Junior Spring: Leaving- 3 mins
I’m writing this on the plane to California. Although I am relieved to return home and be with my family, I can’t believe junior year is pretty much over. As I leave Harvard, my home away from home, surrounded by friends I love—who I’ve laughed and cried with, went through the ups and downs of growing up with—I feel an overwhelming sense of gratitude. Grief may be too strong of a word to describe how I’m feeling, but I feel a strong sense of loss towards a community that has changed and challenged my being. As cold and harsh as it was at times, there was always so much brightness. College is so much more than what we learn in the classroom. As much as I love all of my classes, it’s really the people. They are everything, and I miss them so much already.
I think crises bring out the worst and best in people, but in the last few days, I have experienced so much support—from people offering places to stay, to helping me pack and move when I realized my short-sightedness, to opening their hearts to our collective worries and struggles. I’ve seen the strength in so many people, especially those who are low-income or come from international countries, who take the rapidly changing situation in great stride. I’ve also felt privilege in ways I haven’t felt before, and I’ve seen some with little regard for the severity of the situation.

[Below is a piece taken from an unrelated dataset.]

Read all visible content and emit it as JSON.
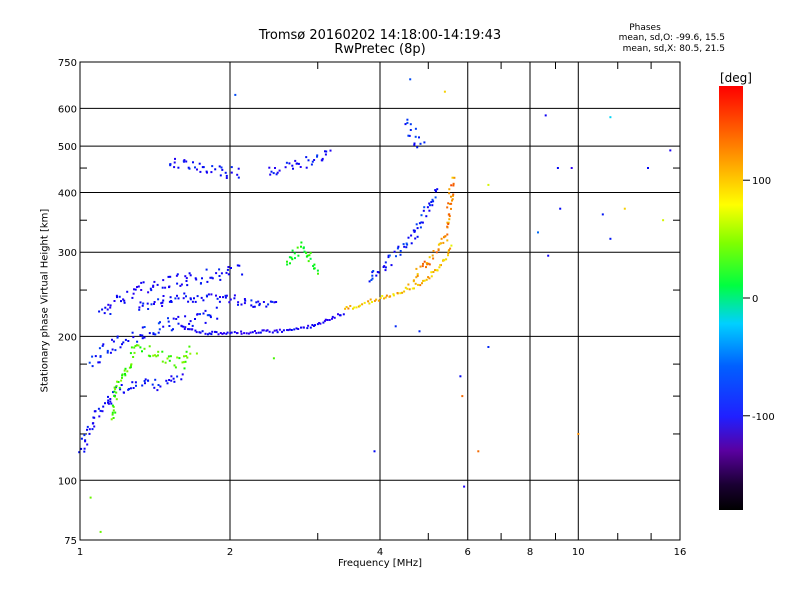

I look back on the late night laughs, the conversations that end up lasting hours, the dance parties, the dining hall meetups, the smiles and waves in hallways, the difficult problem sets, the professors who genuinely care, the charming New England streets, the bustle of tourists around Harvard Yard, the runs along the Charles River, the bike rides to and from MIT, the infinite freedom, the intellectual stimulation. I miss it all. Junior year was when I felt like I really started to stabilize and blossom, personally and intellectually. Even as an inherently anxious person, I somehow learned to feel at peace with the future. It’s a shame that it had to be cut short.
As much as I hope to be back for research over the summer, it’s unlikely for things to return to normalcy before a reliable vaccine is developed, which will take at least a year. The US is far too individualistic and freedom-loving for the necessary precautions to take place, and if other countries are any indication, the number of cases is far from slowing down without a massive crackdown and an abundance of testing. Pandemics like these will only become more common, and we are ill-prepared for the consequences.
I worry about the millions whose death could have been prevented with better governance. The state of democracy and the rise of authoritarianism. The economic recession and the closing of small businesses. The elderly and at-risk people with no one to care for them. The health of our large homeless population. The climate change crisis, which will take many more lives. Racism and xenophobia. But worry can only do so much. If anything, this situation has reminded us of how unstable humanity truly is—how completely reliant we are to our environmental circumstances. A small virus can cripple our entire population. We are all interconnected—the actions in a wet market can create waves across the globe for years to come. But in the long run, things will stabilize and continue with new normals, as they always do. We will adapt, because we are human, because we are part of nature. That is what we do, and the only thing we can do.